Diane & Paul Return to the UK 2013: Days 1 & 2

We left Robbie in the hands and leash of Judy, the intrepid teen house- and dog- sitter and drove to the Akron-Canton Airport, where parking just went up $20 a week since I checked their website. But waiting and boarding were utterly uneventful, as were arriving in Chicago and getting to our second flight.

There, I was given less leg room than I have ever had in my five foot zero inch life for the 8 hour flight. All my plans to remove eye makeup and change into loose pants just disappeared, as I sat wedged in row 33, between Paul and a Londonian who was born and educated in Sierra Leone (in English and Sociology) and now works in IT for “The Home Office, sort of like your Homeland Security,” he said. He’d come back from visiting family in Ft. Wayne, IN and Fairfax, VA, with one stop in Ohio: “Defiance,” he said, not at all defiantly, but amused, like all of us who have been to Defiance.

At 9:30 am London time, they woke us up with melon and croissant. I took an Advil that headed off a migraine, and we landed around 11, as scheduled, amused our Immigration examiner who asked where we were going, and when we said, “Stoke Poges,” we learned she was from Slough, just 4 miles down the road. (Stayed tuned to day 9). We caught the Heathrow Express to Paddington Station, then a taxi to our hotel, The Tavistock.

The Hotel was recommended by Millicent Accardi (of Wompo and LA) and Tamara Rooney (of Findlay), and we like it. “Not posh,” as Millicent said, but on the very grounds where Virginia and Leonard Woolf’s last house was before the Nazis blew it to ruins and she committed suicide. Across the way in the garden of Tavistock Square is a bust of her and a statue of Ghandi.

But we hadn’t seen it yet. We took off walking toward Byng Square, ended up in a lot of university buildings and cafes and ate in a Greek one called, I think, “Divine Goddess,” where we had great grape leaves with yogurt and olive oil and a bruschettiaon the hardest and tastiest of crostini (crostjon, really) Then we walked to Waterstone Bookstore. There I spotted a famous actor, but I’ll be damned if I know who. Sort of a blond Ben Affleck. Paul thought maybe Daniel Craig, but no. I’ll keep you posted because David Low and Robin Johnson will be interested if I can figure it out.too probably. We came upon the building where the Pre-Raphaelites first met and took a photo of Post-Raphaelite Paul there.    

Anyhow, I’ve noticed that bookstores and newspapers seem to be faring fine here. Maybe they are in all cities of 8 million, and it’s only in the hinterlands like Boston and Cleveland that they are threatened with extinction.

We walked back to the hotel for a nap, what with it being 10 am at home and 2 pm here and having had 3 hours sleep and feeling “like the wreck of the Hesperus” as we used to say.

We went out looking for food around 6 pm, tried “The Queen’s Larder,” where George III’s wife kept extra food and we could find none, though there was a charming list of great pub stuff on the wall and many happy imbibers about, “But we only serve food 11 am to 3 pm,” the bartender said, taking pity on us, waiting expectantly.

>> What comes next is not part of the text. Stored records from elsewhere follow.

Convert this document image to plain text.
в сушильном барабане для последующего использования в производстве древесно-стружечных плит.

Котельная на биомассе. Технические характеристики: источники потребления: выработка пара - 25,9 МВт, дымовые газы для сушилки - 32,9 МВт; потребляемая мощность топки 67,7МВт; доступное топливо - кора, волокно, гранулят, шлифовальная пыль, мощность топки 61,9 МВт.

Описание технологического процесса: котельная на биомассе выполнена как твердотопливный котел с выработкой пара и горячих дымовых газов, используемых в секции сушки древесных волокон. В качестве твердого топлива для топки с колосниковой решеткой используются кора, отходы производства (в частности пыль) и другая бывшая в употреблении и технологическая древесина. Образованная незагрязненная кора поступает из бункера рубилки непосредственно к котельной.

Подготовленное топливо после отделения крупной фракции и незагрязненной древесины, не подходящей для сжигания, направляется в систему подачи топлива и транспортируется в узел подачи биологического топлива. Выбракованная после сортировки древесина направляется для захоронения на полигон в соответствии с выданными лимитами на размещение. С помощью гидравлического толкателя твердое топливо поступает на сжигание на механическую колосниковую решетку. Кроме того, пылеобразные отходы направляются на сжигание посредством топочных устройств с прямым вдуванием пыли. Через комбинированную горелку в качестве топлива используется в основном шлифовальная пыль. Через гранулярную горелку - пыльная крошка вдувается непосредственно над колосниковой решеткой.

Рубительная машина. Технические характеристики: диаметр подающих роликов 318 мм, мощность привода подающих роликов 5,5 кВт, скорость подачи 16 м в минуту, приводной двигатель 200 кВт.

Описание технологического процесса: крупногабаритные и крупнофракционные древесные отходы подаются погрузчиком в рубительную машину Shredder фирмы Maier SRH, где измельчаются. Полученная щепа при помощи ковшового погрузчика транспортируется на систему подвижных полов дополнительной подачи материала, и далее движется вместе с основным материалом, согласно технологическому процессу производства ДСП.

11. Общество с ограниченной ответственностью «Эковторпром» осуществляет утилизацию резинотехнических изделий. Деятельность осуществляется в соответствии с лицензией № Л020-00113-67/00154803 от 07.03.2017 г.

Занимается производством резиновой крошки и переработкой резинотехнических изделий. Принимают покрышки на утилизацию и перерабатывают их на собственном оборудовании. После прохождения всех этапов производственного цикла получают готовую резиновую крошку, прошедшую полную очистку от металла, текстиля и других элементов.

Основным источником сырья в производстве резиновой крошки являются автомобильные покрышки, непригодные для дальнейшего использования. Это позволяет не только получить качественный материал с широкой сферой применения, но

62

We went down the road to another pub, at the sign of a St Bernard's head. There I ordered a venison burger (of Scottish venison) and Paul ordered a vegetable pie, and we were dragged to the table of a pair of friends who work in fundraising at the nearby Children’s Hospital, a famous one which Dickens raised money for, as did Walt Disney, about whom they regaled us with stories, along with stories of the gentleman’s trips to Las Vegas and New Orleans and the woman’s stories of going to school with Angelica Houston and of her father’s restoration of Thor Ballylee. It is so great meeting strangers and hearing their stories, and we heard many more day 3, which I will tell you about when I get a good night’s sleep.